Kenias Oberster Gerichtshof hat der Bill & Melinda Gates Foundation einen schweren Schlag versetzt, indem er eine Reihe höchst umstrittener rechtlicher Immunitäten und Privilegien aufhob, die der Stiftung in dem Land unlängst gewährt wurden. Über das Urteil wurde vor Ort berichtet, kaum jedoch international seitens der überkommenen Mainstream-Medien. Das ist umso bemerkenswerter, da die Entscheidung wichtige Fragen über Macht und Privilegien aufwirft, die Gates und andere superreiche Philanthrokapitalisten in Entwicklungsländern ausüben.
Der Gerichtsbeschluss, der von Richter Bahati Mwamuye erlassen wurde, hebt die ›Privileges and Immunities (Bill and Melinda Gates Foundation) Order, 2024‹ auf und entzieht der Gates-Organisation, ihren Direktoren und Bevollmächtigten die verschiedenen rechtlichen Schutzschilde, welche ihnen von der kenianischen Regierung eingeräumt wurden. Dies geschieht in einer Zeit, in der die Aktivitäten der Stiftung, die nach Ansicht vieler Beobachter die Grenze zwischen Altruismus und Einflussnahme verwischen, vermehrt unter die Lupe genommen werden.

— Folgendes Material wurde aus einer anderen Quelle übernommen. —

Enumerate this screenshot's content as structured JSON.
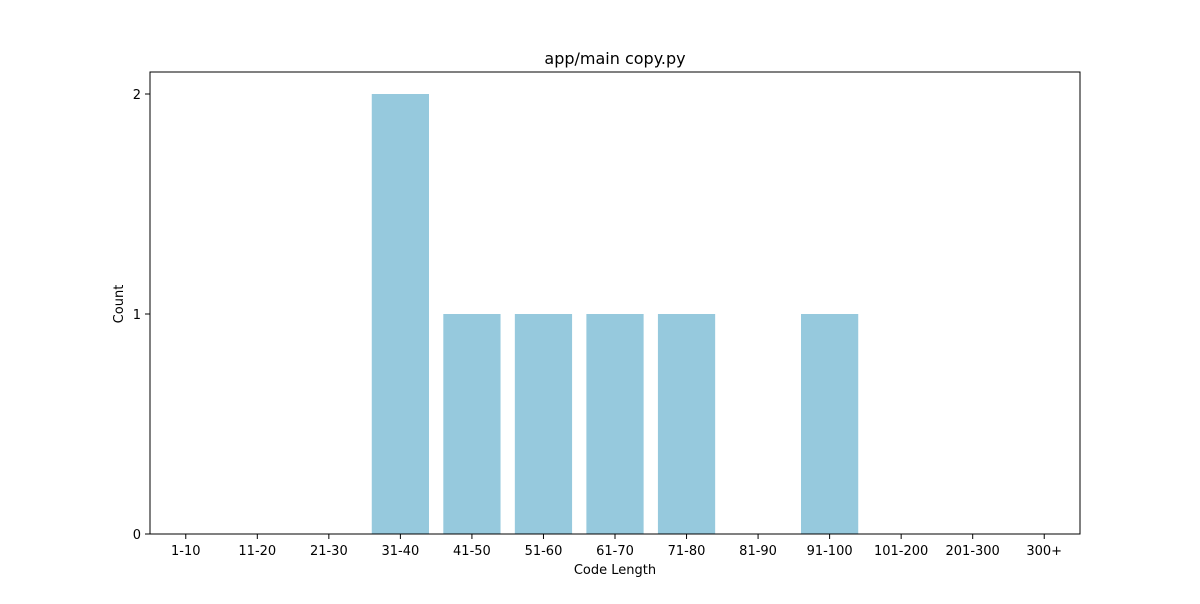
{
  "chart_data": {
    "type": "bar",
    "title": "app/main copy.py",
    "xlabel": "Code Length",
    "ylabel": "Count",
    "categories": [
      "1-10",
      "11-20",
      "21-30",
      "31-40",
      "41-50",
      "51-60",
      "61-70",
      "71-80",
      "81-90",
      "91-100",
      "101-200",
      "201-300",
      "300+"
    ],
    "values": [
      0,
      0,
      0,
      2,
      1,
      1,
      1,
      1,
      0,
      1,
      0,
      0,
      0
    ],
    "ylim": [
      0,
      2.1
    ],
    "yticks": [
      0,
      1,
      2
    ],
    "bar_color": "#96c9dd",
    "grid": false,
    "legend": "none"
  }
}
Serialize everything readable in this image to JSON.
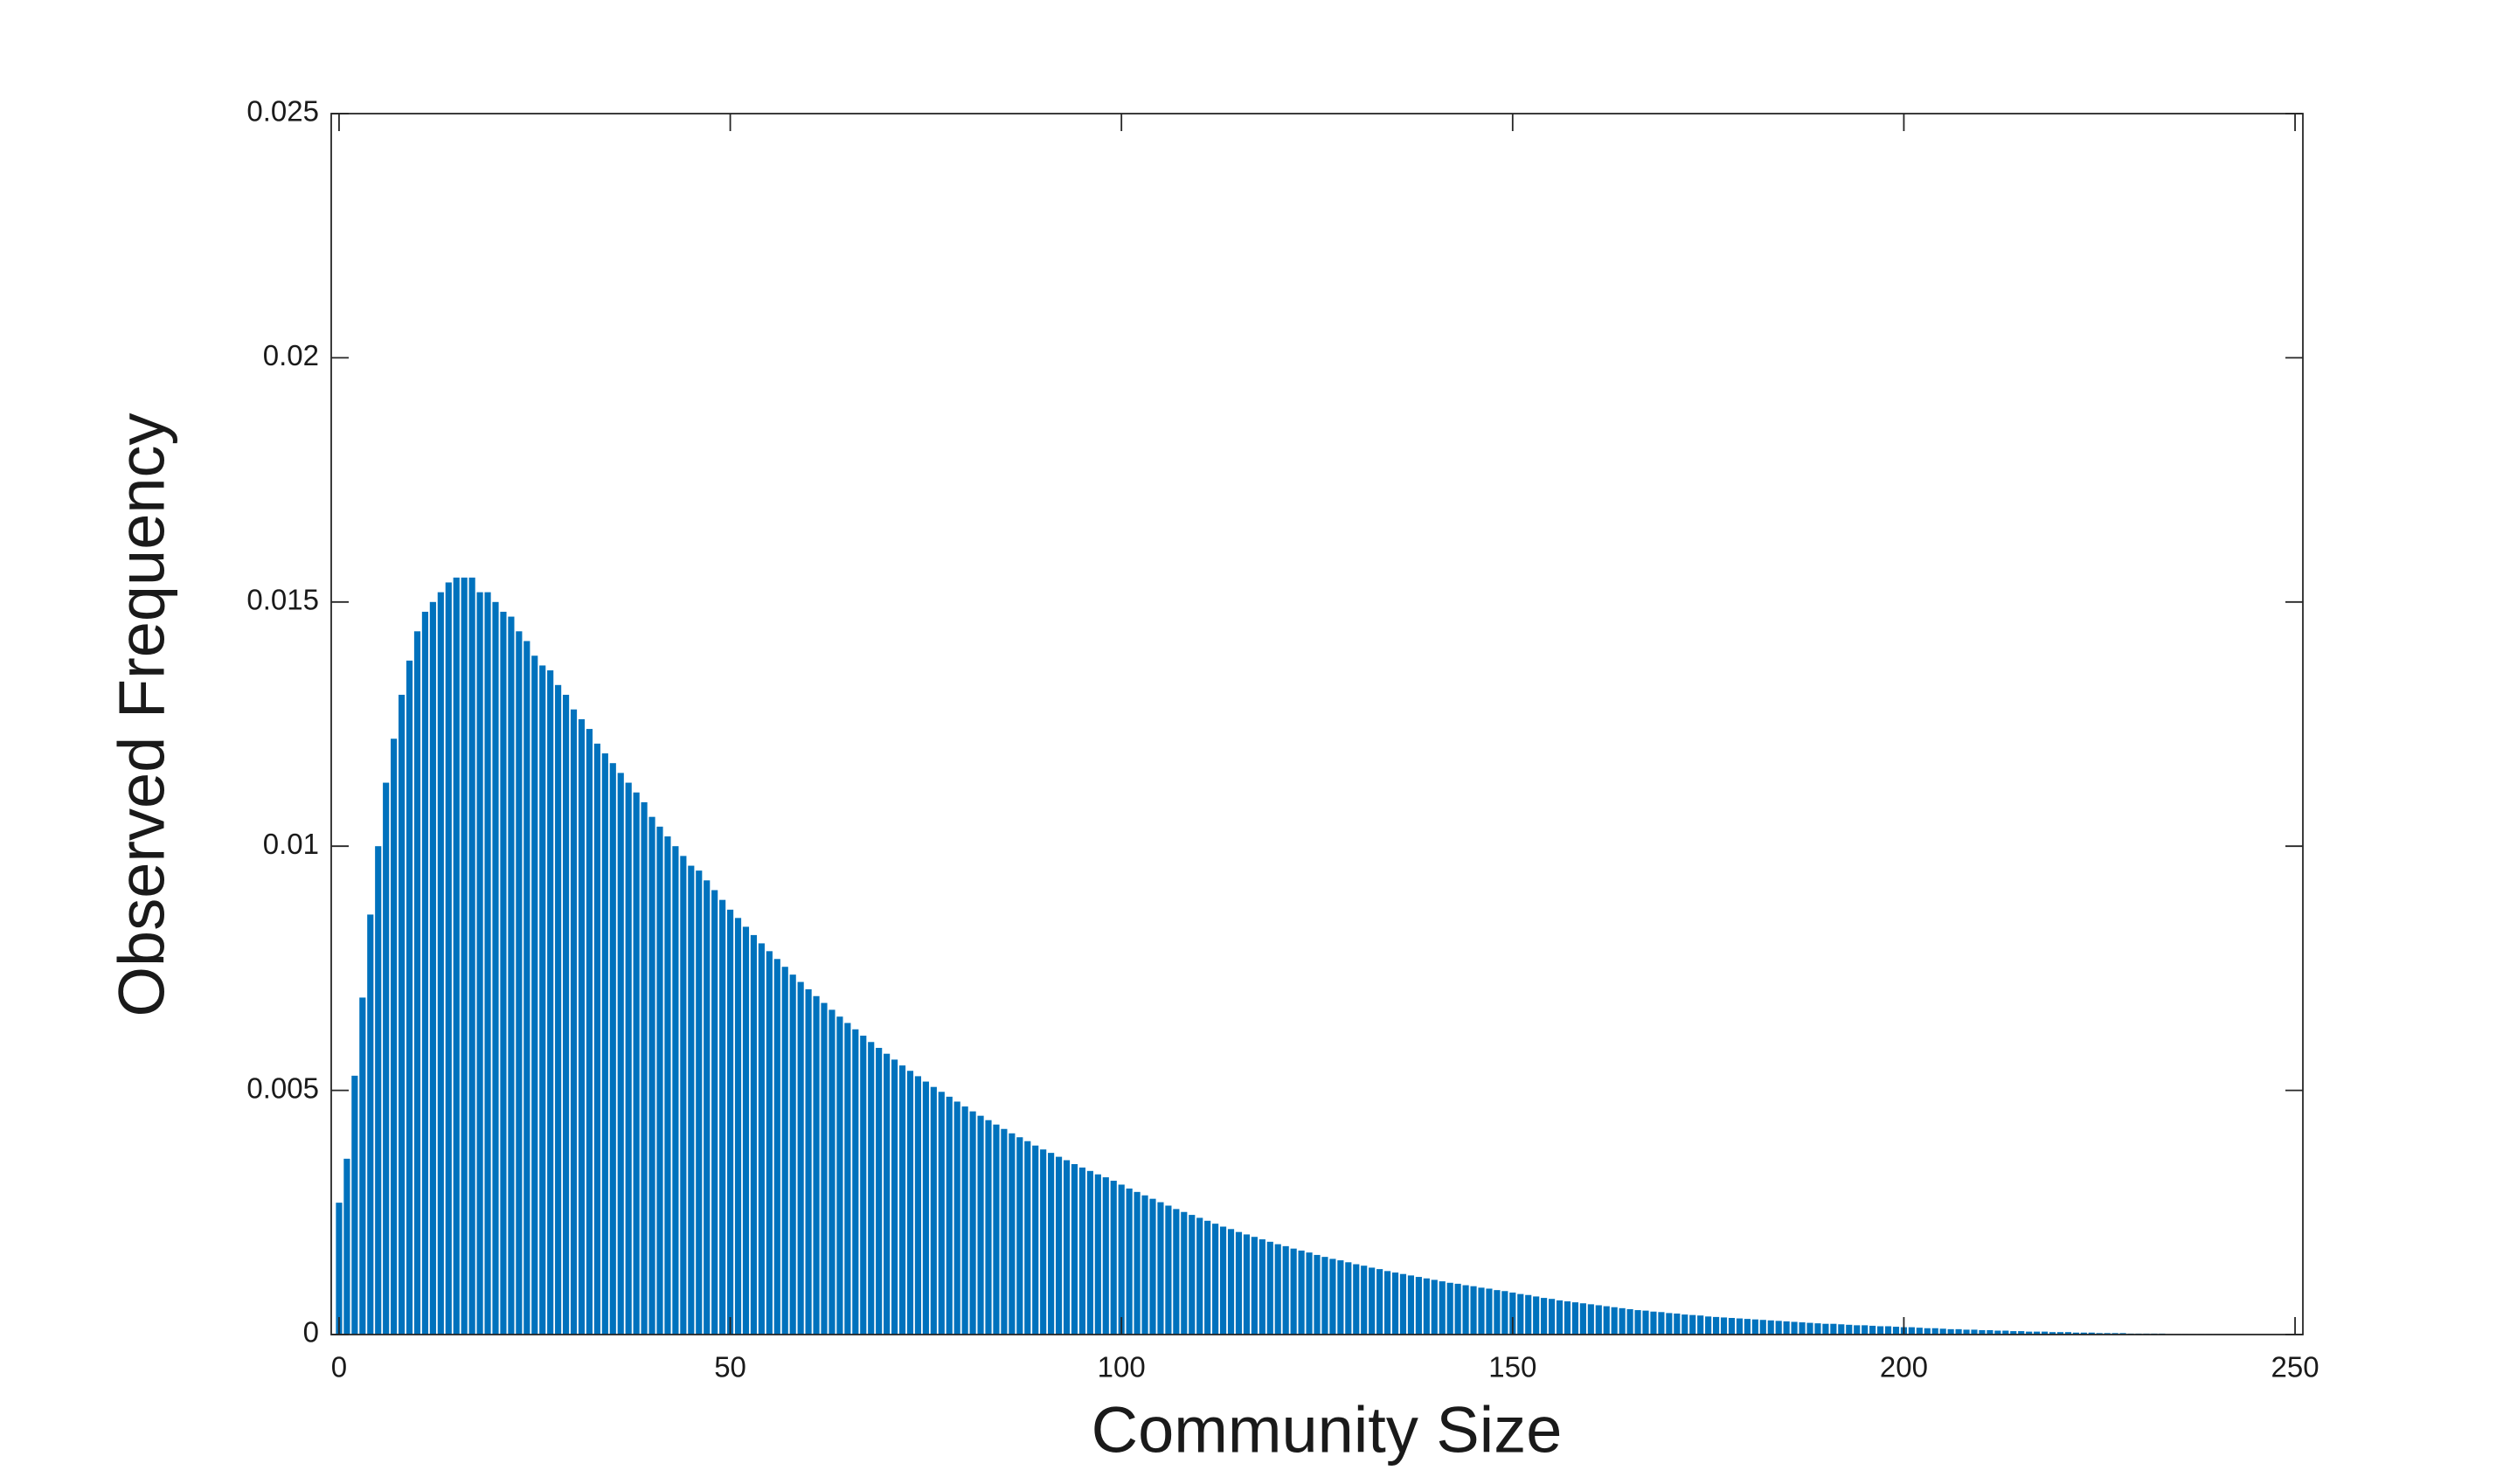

Die Vorrechte, zu denen Steuerbefreiungen und Schutz vor Gerichtsverfahren gehören, hatten, nachdem sie verliehen worden waren, unter kenianischen Rechtsexperten wie auch in der Zivilgesellschaft schnell Empörung ausgelöst. Die kenianische Anwaltskammer (Law Society of Kenya) klagte daraufhin vor Gericht und gab an, dies verstoße gegen das kenianische Gesetz über Privilegien und Immunitäten.
Die Anwaltsorganisation argumentierte, dass derartige juristische Schutzmaßnahmen in der Regel diplomatischen oder humanitären Einrichtungen vorbehalten sind, nicht aber privaten Stiftungen. Damit brachte sie die Besorgnis der Öffentlichkeit zum Ausdruck, dass die Entscheidung, diese Art von Immunität zu gewähren, die Grundsätze der Transparenz und der Rechenschaftspflicht untergraben habe und dass es keiner Einrichtung, unabhängig von ihren angeblich wohltätigen Zielen, erlaubt sein sollte, über dem Gesetz zu stehen.
Der kenianische Premierminister Musalia Mudavadi, der die Immunitätsbestimmungen befürwortet hat, machte den Versuch, sie mit den vermeintlichen Beiträgen der Gates-Stiftung zur Bekämpfung von Armut, Krankheit und Ungleichheit in der Welt zu rechtfertigen. Kritiker halten dagegen, dies verkenne den immensen Einfluss, den Gates auf Regierungen hat, insbesondere in Bereichen wie dem Gesundheitswesen und der Landwirtschaft, wo er wichtige Programme finanziert und beeinflusst.
Auch die Gates-Stiftung versuchte, die Vereinbarung zu verteidigen und behauptet, sie entspreche internationalen Normen. Dies reichte allerdings nicht, um das wachsende Unbehagen über Gates und seine Aktivitäten in Kenia zu zerstreuen.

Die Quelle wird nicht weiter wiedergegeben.